Scientists at Argonne National Laboratory convert complex data into 3D digital visualizations to provide spatial and geographic context.
When the U.S. military interviewed more than 100 experts about conflicts in Syria and Iraq, the resulting intelligence was so extensive that analysts joked about needing executive summaries for the executive summaries. Central Command (CENTCOM) had compiled an eye-watering 1,000 pages of text: potentially useful — but daunting — reading.
To help navigate this information trove, scientists at the U.S. Department of Energy’s (DOE) Argonne National Laboratory converted the pages into a 3D digital visualization. Users could immerse themselves in the data using virtual reality (VR) headsets (such as Oculus Rift and Vive), discovering relationships and highlights by wandering through a simulated physical space.
The proof-of-concept effort, which brought together teams of social, computational, and data scientists from both inside and outside Argonne, was fittingly dubbed Project Noor, a word that means “light” in Arabic. The idea was that VR might be a more intuitive way to illuminate CENTCOM’s data and help surface insights faster.
The appeal of VR headsets like Oculus Rift and Vive is currently more in exploring destinations and dungeons rather than datasets. But as the technology improves and becomes ever more portable, it is drawing interest as a training and analysis tool — a way to augment the human brain in a world full of increasingly complex information.
“Humans are really the best at seeing patterns,” said Brian Craig, a systems engineer in the Decision and Infrastructure Sciences division at Argonne who worked on the project. “We’re used to seeing things in three dimensions — so we assumed that perhaps putting the data in a 3D format would shed light on some of the systems, allow for better pattern recognition and allow analysts to get more information out of the data.”

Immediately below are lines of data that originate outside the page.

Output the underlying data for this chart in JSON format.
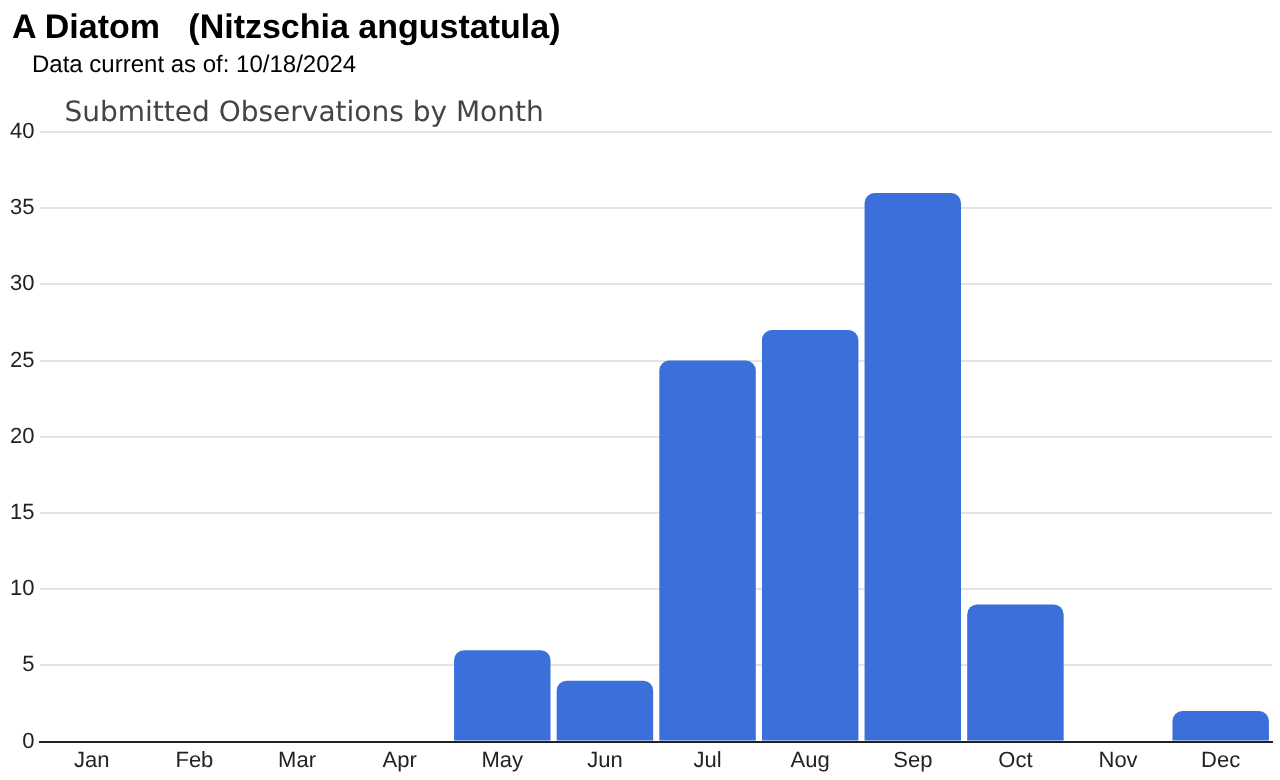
{
  "chart_data": {
    "type": "bar",
    "title": "A Diatom   (Nitzschia angustatula)",
    "subtitle": "Data current as of: 10/18/2024",
    "annotations": [
      "Submitted Observations by Month"
    ],
    "categories": [
      "Jan",
      "Feb",
      "Mar",
      "Apr",
      "May",
      "Jun",
      "Jul",
      "Aug",
      "Sep",
      "Oct",
      "Nov",
      "Dec"
    ],
    "values": [
      0,
      0,
      0,
      0,
      6,
      4,
      25,
      27,
      36,
      9,
      0,
      2
    ],
    "color": "#3b6fd9",
    "ylim": [
      0,
      40
    ],
    "yticks": [
      0,
      5,
      10,
      15,
      20,
      25,
      30,
      35,
      40
    ],
    "grid": "y",
    "legend": false
  }
}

The CENTCOM interviews were analyzed by both humans and computers to tag people, places and organizations, as well as their relationships to each other. All of these snippets filled hundreds of rows in a spreadsheet. No matter how much the text gets “cleaned up,” Craig said, “You still end up with a lot of spaghetti strings on a two-dimensional display, in the end.”
Argonne’s job was to take all of these bits and pieces and integrate them within a 3D virtual space. Seen through VR headsets, which resemble opaque ski goggles, bits of the experts’ commentary are arrayed like stars in a constellation, with topics (e.g., Syria) leading to more subtopics (e.g., government, military, politics). At CENTCOM’s request, Argonne created one version of the visualization correlated to a geographic map, while another version simply appeared as hubs and laser-like vectors within a black space.

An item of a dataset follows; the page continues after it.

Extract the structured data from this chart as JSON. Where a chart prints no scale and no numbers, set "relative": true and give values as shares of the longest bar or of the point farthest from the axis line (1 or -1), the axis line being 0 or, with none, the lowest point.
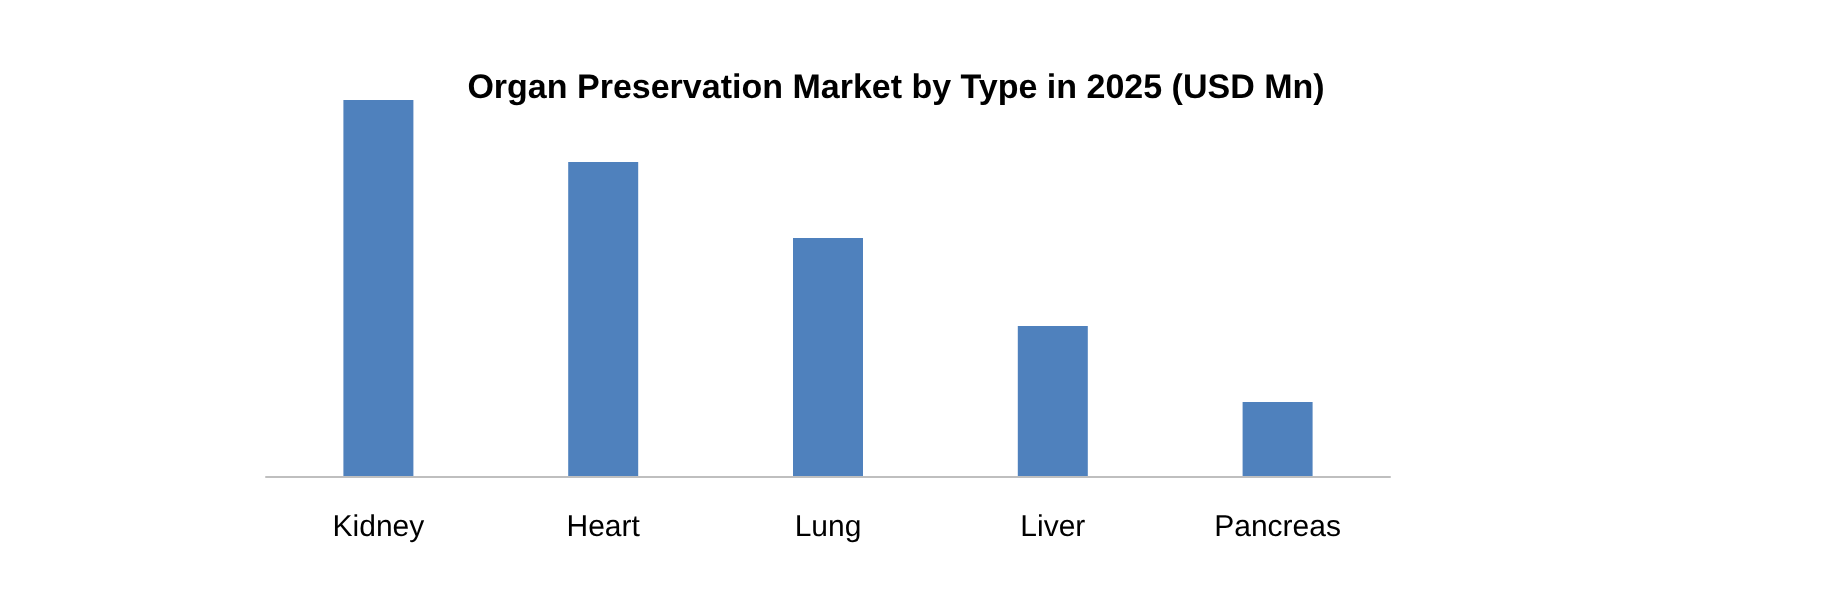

The Project Noor work was funded through Argonne’s Laboratory Directed Research and Development program, which is aimed at exploring new and innovative scientific avenues.
“The hope was that Argonne could leverage some of its computing power and some of its visualization expertise,” said John T. Murphy, a computational engineer in Argonne’s Decision and Infrastructure Sciences division who also worked on the project. In the past, the laboratory’s researchers have used such immersive visualizations on data related to transnational organized crime and global food insecurity.
Murphy noted that, like a large number of issues — from geopolitical conflicts to the spread of disease — CENTCOM’s data involved complex situations that had been discussed and analyzed by a number of experts and that had also generated a significant set of data. “The number of subjects to which we might be able to apply this tool is very large,” he said.
In the past, VR’s potential has been somewhat limited by technology: lagging headsets that induce nausea with a quick head turn or multi-wall “cave” displays that don’t offer any portability. Nimbler products are changing that, opening up new applications for the technology.
“A lot of the stuff that we would have wanted to do even 5 or 10 years ago would not have been possible, because the virtual reality goggles simply were not good enough,” Murphy said. “We’re better positioned now to apply the technology to a wider range of topics.”